Also by Robert Jeschonek

One Awake In All The World

Give The Hippo What He Wants

Teacher of The Century

Off The Face of The Earth

Something Borrowed, Something Doomed

The Cross-Dressing Cosmic Cortez Rubs Off

About the Author

Special Preview!

SIX SCIFI STORIES VOLUME TWO

Copyright © 2023 by Robert Jeschonek

www.robertjeschonek.com

Cover Art Copyright © 2023 by Ben Baldwin

www.benbaldwin.co.uk

This book is a work of fiction. Names, characters, places and incidents either are products of the author's imagination or are used fictitiously. Any resemblance to actual events or locales or persons, living or dead, is entirely coincidental.

All rights reserved by the author.

Published by Blastoff Books

An imprint 0f Pie Press Publishing

411 Chancellor Street

Johnstown, Pennsylvania 15904

www.piepresspublishing.com

Also by Robert Jeschonek

Battlenaut Crucible

Beware the Black Battlenaut

Scifi Motherlode

Six Scifi Stories - Volume One

Six Scifi Stories Volume - Three

Six Scifi Stories - Volume Four

One Awake In All The World

ONE AWAKE IN ALL THE WORLD

Pass Candle could not see the creatures, except as winking blips of light on the flash-brain screen mounted in the flesh of his left arm. He didn’t need to look at the screen, however, to know that the creatures were all around him and his partner, Nona Stiletto.

He could feel their presence. Could feel their eyes upon him, staring from the shadows of the darkened and fog-shrouded city.

More than that, he swore he could feel their malevolence. Their savagery.

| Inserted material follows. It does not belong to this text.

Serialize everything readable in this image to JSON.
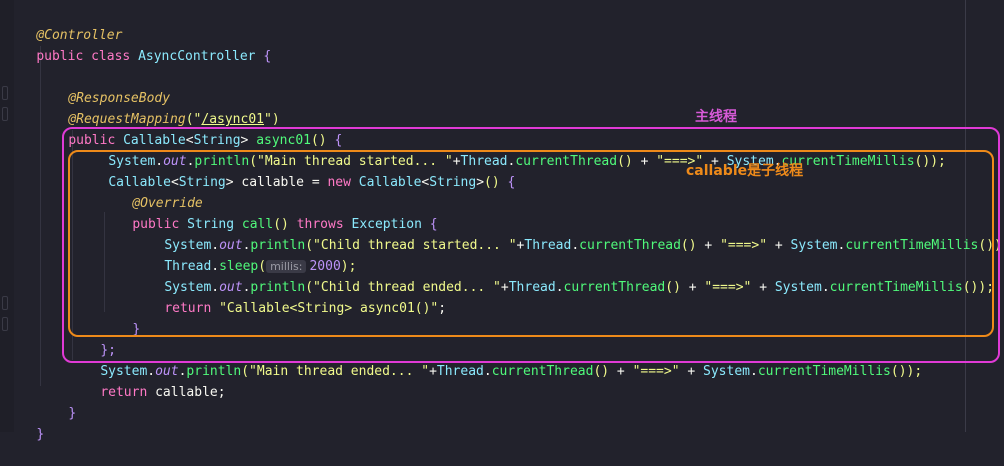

He stiffened his right arm as he swept it from side to side, covering an arc of the gray fog with the snout of the warflower dark energy gun peeping from under the skin behind his wrist. He followed the arc with the single beam from his headlight—the round, white disk mounted like a third eye in the middle of his forehead.

Candle narrowed his dark brown eyes and stared into the headlight’s beam, but he still saw nothing moving toward him in the fog. Maybe, his feelings were the product of his imagination, and the creatures in the shadows would turn out to be benevolent toward cybernetically enhanced humans like himself and Nona.

But somehow, he doubted it.

Stiletto said nothing to suggest she felt the same way, but the posture of her slender frame as she walked alongside him was as stiff and guarded as his. Her head ticked from side to side, flicking her golden ponytail to and fro in the darkness.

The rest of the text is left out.